The Federal Government is requiring new vests that are twice as reflective and bright as the old ones, and have tear away seams. But, Clint Wagstaff with Emergency Management says it's for their safety, and that of the drivers. "Drivers get tunnel vision and do not see the workers out there," he said. However, Lawton Police Chief Ronnie Smith says that replacing the old vests will not be cheap. To equip all officers with the new vests, it will cost the department about $6,000. "It's an unfunded mandate," he said. "So what are you going to do?

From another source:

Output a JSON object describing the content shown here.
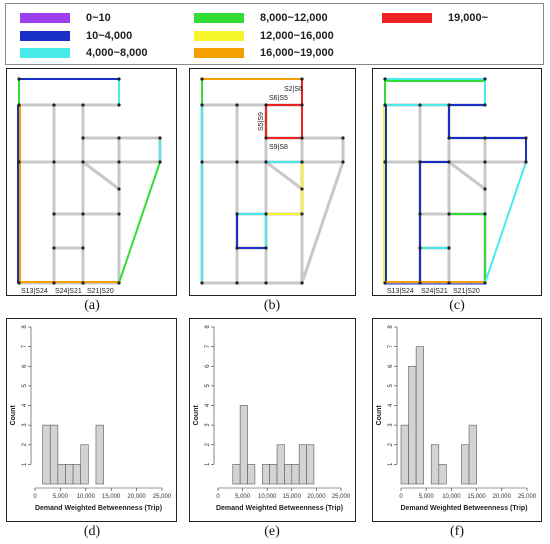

If it's federal law, we gotta have them and are going to get them."
In addition to the expense, some first responders, such as training officer for the Lawton Fire Department, Michael Merritt, question the additional safety the vest will provide. "One of the questions that we have to ask ourselves is, whether that is that going to draw more attention to us to where the people will be looking at us and be more distracted as they drive by."
The federal mandate goes into effect November 24, and so far, first responders say the biggest issue is simply finding a vest that meets the new standards. There are some exceptions to the mandate. If responders are performing a duty that will be hindered by the colorful vests - such as a sting operation or manhunt - they will not be required to wear them.